Seven Deadly Spots on the Human Body

Here’s a weird one that I was thinking about the other day. When I was a kid, my dad and I used to watch professional wrestling together. Went to some live shows. Even had one of them spit on my shoe.

But this isn’t about that. I’ve outgrown wrestling. Seriously. I haven’t had a friend put me in a figure-four leglock in at least 24 years.

See, back in the day, USA Network used to have Sunday programming that featured a show called All American Wrestling at 11am Eastern time. And that was triumphantly followed by the totally awesome Kung Fu Theatre at noon.

Kung Fu Theatre was usually on in the background as I acted out the wrestling moves I had just seen on my dad. I do remember one or two of the movies though. There was that one with the brothers with the really long ponytails that they used as weapons. And there was one with a girl and a fan (or was that just from the videogame Yie Ar Kung Fu?).

Anyway, the movie I want to focus on featured a crazy old man who was teaching some sort of orphaned dude the secrets of Kung Fu so that he could exact revenge on the evil warlord who murdered his family. Pretty typical plot for those movies.

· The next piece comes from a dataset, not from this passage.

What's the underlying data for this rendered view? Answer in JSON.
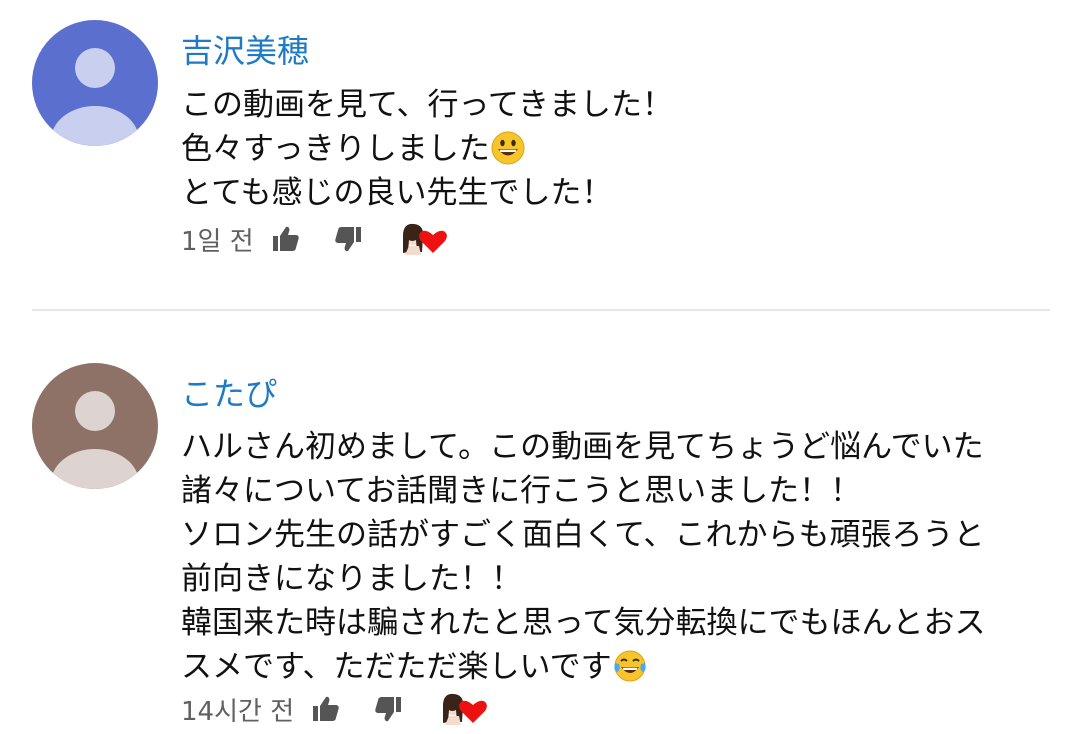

The cool part was the old man detailing the “Seven Deadly Spots” on the human body and showing the kid how you could immobilize someone by utilizing these body locations. I’m not sure if I remember them all correctly, but I know at least four of them are from the film. My dad and I still laugh about this list…

  1. Temple
  2. Philtrum
  3. Armpit
  4. Liver
  5. Solarplexus
  6. Groin
  7. Big Toe

Look, I can understand the temple. The skull is thinnest at that point, right? And punching someone in the philtrum can jam their nose cartilage up into their brain (urban legend?). The armpit has lymphnodes that I guess can cause a lot of pain. Maybe? A liver shot actually can lead to internal bleeding. A fist to the solarplexus is gonna knock the wind out of you. And the groin shot is a much-loved tradition of Home Video Submission Shows. Plus, it makes a man cry.

But the Big Toe? Really? What’s a punch to the toe gonna do? Make you bend over, grab your foot, and do that “heavy breathing through clenched teeth” move that you orchestrate when you get up to go to the bathroom in the middle of the night and accidentally stub your toe on the cat?

We all know that hurting the knee will just make your opponent go into that hilarious Crane pose from Karate Kid. I guess the guys from Cobra Kai should’ve aimed a bit lower to take out Daniel-san.

The Big Toe. Protect it or die.

As a brief aside, if anyone knows the name of the movie I’m talking about, PLEASE let me know. I’ve been looking online but can’t find anything.